A few days ago my friend asked me about photography books I’d recommend since she wants to learn how to take good pictures with a DSLR camera. It reminded me of the various books I’ve learned from, and I wanted to share my recommendations for those people also wanting to take up photography.
I still remember when I decided to get into photography. Back in 2011 when my husband was out of town for a week, I was browsing the Internet and feeling a little blue, wishing I had some of the talents I saw in others. Then I remembered a saying my husband once told me that still impacts me today: “You are who you choose to be.” I decided right then and there that instead of lamenting about the talents I didn’t have, I would actively learn and become what I wanted to be. And I wanted to learn how to take good pictures.
Luckily at that point I had already inherited my brother-in-law’s old Canon Rebel camera; I just needed to learn how to use it. So if you’re at the same point, this is what I recommend (in this order):
1. Photo 101 by Nicole Hill Gerulat, $40 (her website)
This was the very first book I bought. I was attracted to it because I admired the author’s work and it had a very clean, modern feel. After the first week, my pictures went from this…
… to this.
The author teaches you how to use your camera in manual mode and shooting with natural light. Her book is extremely informative for the absolute beginner who doesn’t even know how to operate a DSLR.
2. Beyond Snapshots, Rachel Devine and Peta Mazey, $15 (Amazon)

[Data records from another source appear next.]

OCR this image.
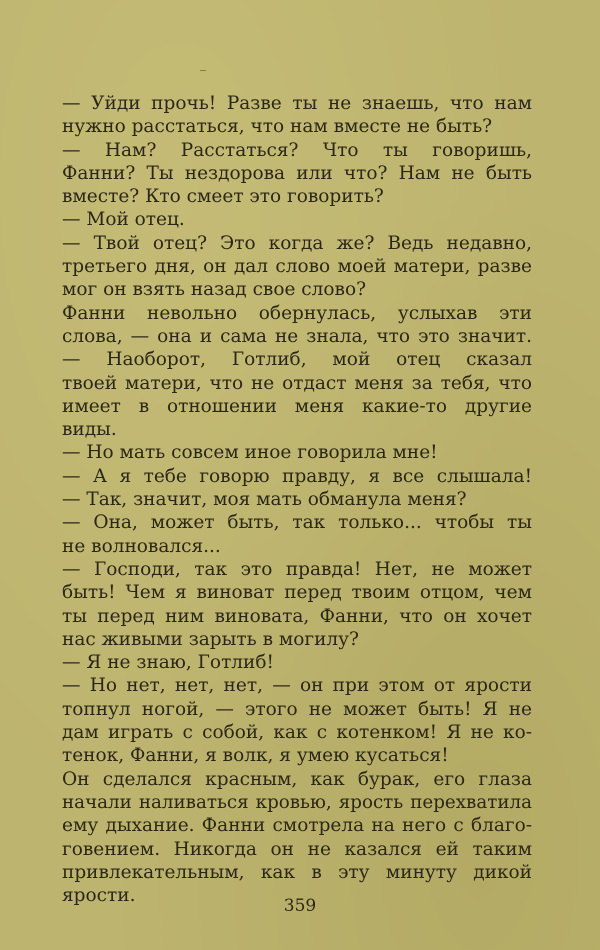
— Уйди прочь! Разве ты не знаешь, что нам
нужно расстаться, что нам вместе не быть?
— Нам? Расстаться? Что ты говоришь,
Фанни? Ты нездорова или что? Нам не быть
вместе? Кто смеет это говорить?
— Мой отец.
— Твой отец? Это когда же? Ведь недавно,
третьего дня, он дал слово моей матери, разве
мог он взять назад свое слово?
Фанни невольно обернулась, услыхав эти
слова, — она и сама не знала, что это значит.
— Наоборот, Готлиб, мой отец сказал
твоей матери, что не отдаст меня за тебя, что
имеет в отношении меня какие-то другие
виды.
— Но мать совсем иное говорила мне!
— А я тебе говорю правду, я все слышала!
— Так, значит, моя мать обманула меня?
— Она, может быть, так только... чтобы ты
не волновался...
— Господи, так это правда! Нет, не может
быть! Чем я виноват перед твоим отцом, чем
ты перед ним виновата, Фанни, что он хочет
нас живыми зарыть в могилу?
— Я не знаю, Готлиб!
— Но нет, нет, нет, — он при этом от ярости
топнул ногой, — этого не может быть! Я не
дам играть с собой, как с котенком! Я не ко-
тенок, Фанни, я волк, я умею кусаться!
Он сделался красным, как бурак, его глаза
начали наливаться кровью, ярость перехватила
ему дыхание. Фанни смотрела на него с благо-
говением. Никогда он не казался ей таким
привлекательным, как в эту минуту дикой
ярости.	359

I happened upon this book actually just a few days ago when my friend contacted me. I had already seen the work of the authors, but now they have an amazing book. It compliments Photo 101 because it delves more into advanced techniques and composition ideas. I view this book as the everyday life photography resource. I can’t wait to learn from it!
3. Your Baby in Pictures by Me Ra Koh, $14 (Amazon)
This was my second photography book. I look at it here and there now, but at the time it had a huge impact on helping me look differently at my children. Photography is meant to tell a story, which meant focusing on details and expressions, not just events. She also does a great job showing you how to set up a specific shot. These shots were inspired by this book.
4. Mamarazzi by Stacy Wasmuth, $17 (Amazon)
This book is okay. It might be worth checking out from the library. With my #2 recommendation, this one is a little less inspiring, but I have used it for composition ideas, like for this session with my friend’s kids.
All of these books focus more on photographing people. But if you’re into tabletop or food photography I recommend…
Plate to Pixel by Helene Dujardin, $17 (Amazon)
Someday I’d like to spend some time focusing on food photography, but right now I’m lucky if I get dinner on the table, let alone take a nice picture of it! But, I bought this book so I could learn tabletop/still life photography techniques. The author is self-taught and extremely inspiring.